Here is an article in a recent Sunday Telegraph, a UK newspaper. It was brought to my attention by a very helpful reader. I'm sure it is copyrighted by them, and although I did not ask permission to reprint it here, I'm sure they won't mind. Buy the Sunday Telegraph. And maybe become a patient of Dr. James LeFanu! And respond to his request for more information at the bottom of the article--patients around the world, unite!


"If you want to feel younger, forget your statins

"By Dr James LeFanu

"A doctor accused of wittingly prescribing useless or possibly lethal drugs would vehemently, and understandably, deny it. This makes it rather difficult to oppose the prevailing medical consensus on statins, the cholesterol-lowering drugs prescribed to four million people in Britain at a cost of £1 billion a year.Thats quite a sum. It could pay the salaries of 700,000 nurses or build two spanking new teaching hospitals.
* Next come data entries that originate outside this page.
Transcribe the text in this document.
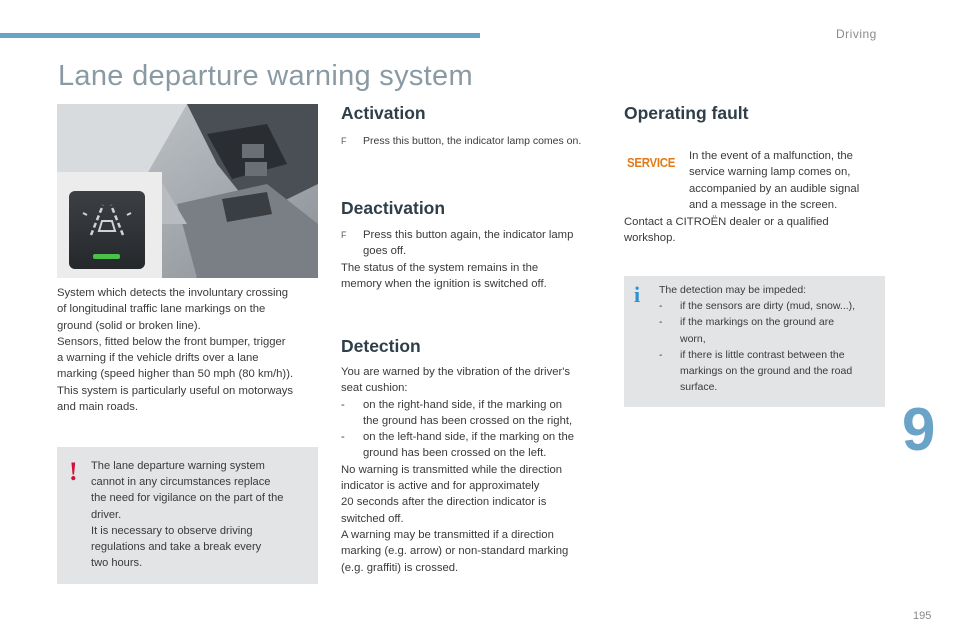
Driving
Lane departure warning system
System which detects the involuntary crossing
of longitudinal traffic lane markings on the
ground (solid or broken line).
Sensors, fitted below the front bumper, trigger
a warning if the vehicle drifts over a lane
marking (speed higher than 50 mph (80 km/h)).
This system is particularly useful on motorways
and main roads.
! The lane departure warning system
cannot in any circumstances replace
the need for vigilance on the part of the
driver.
It is necessary to observe driving
regulations and take a break every
two hours.
Activation
F Press this button, the indicator lamp comes on.
Deactivation
F Press this button again, the indicator lamp
goes off.
The status of the system remains in the
memory when the ignition is switched off.
Detection
You are warned by the vibration of the driver's
seat cushion:
- on the right-hand side, if the marking on
the ground has been crossed on the right,
- on the left-hand side, if the marking on the
ground has been crossed on the left.
No warning is transmitted while the direction
indicator is active and for approximately
20 seconds after the direction indicator is
switched off.
A warning may be transmitted if a direction
marking (e.g. arrow) or non-standard marking
(e.g. graffiti) is crossed.
Operating fault
SERVICE In the event of a malfunction, the
service warning lamp comes on,
accompanied by an audible signal
and a message in the screen.
Contact a CITROËN dealer or a qualified
workshop.
i The detection may be impeded:
- if the sensors are dirty (mud, snow...),
- if the markings on the ground are
worn,
- if there is little contrast between the
markings on the ground and the road
surface.
9
195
"An even bigger sum is £15 billion. That is the profit the pharmaceutical industry made last year from this, the most profitable class of drugs ever invented. They are so profitable that the latest statins to reach the market came with a £600 million promotion budget to push the notion to family doctors and policymakers that the lower the cholesterol the better, and that at least half the population would benefit from the drugs.

"But it is not so.

"Statins are useless for 95 per cent of those taking them, while exposing all to the hazard of serious side-effects. Hence my ever-growing file of letters from those whove regrettably had to find this out for themselves, illustrated by this all-too-typical tale from Roger Andrews of Hertfordshire who was first prescribed statins after an operation for an aortic aneurism (that he had cleverly diagnosed himself).

"Over the past few years, Mr Andrews had become increasingly decrepit (what can one expect at 74?) with pain and stiffness in the legs and burning sensations in the hands so bad that when flying to his son's wedding in Hawaii he needed walking sticks and a wheelchair at the transfer stops. However, he forgot to pack his statins, and felt so much better after his three-week holiday that when he got home he decided to continue the inadvertent experimentof not taking them. Since October, most if not all of his crippling side-effects have gone.

"Several friends can tell a similar story, and they have friends too.

"The take-home message is that statins are only of value in those with a strong family history of heart disease or men with a history of heart attacks. For everyone else they are best avoided as they seriously interfere with the functioning of the nerve cells, affecting mental function, and muscles.

"This is all wittily explained in a recent book by a Cheshire family doctor, Malcolm Kendrick, The Great Cholesterol Con (John Blake Publishing, £9.99). There are, I suspect, many out there, like Mr Andrews, wrongly attributing their decrepitude to Anno Domini, when the real culprits are statins.

"I would be more than interested to hear from anyone who finds that giving them a resteffects a similarly miraculous transformation."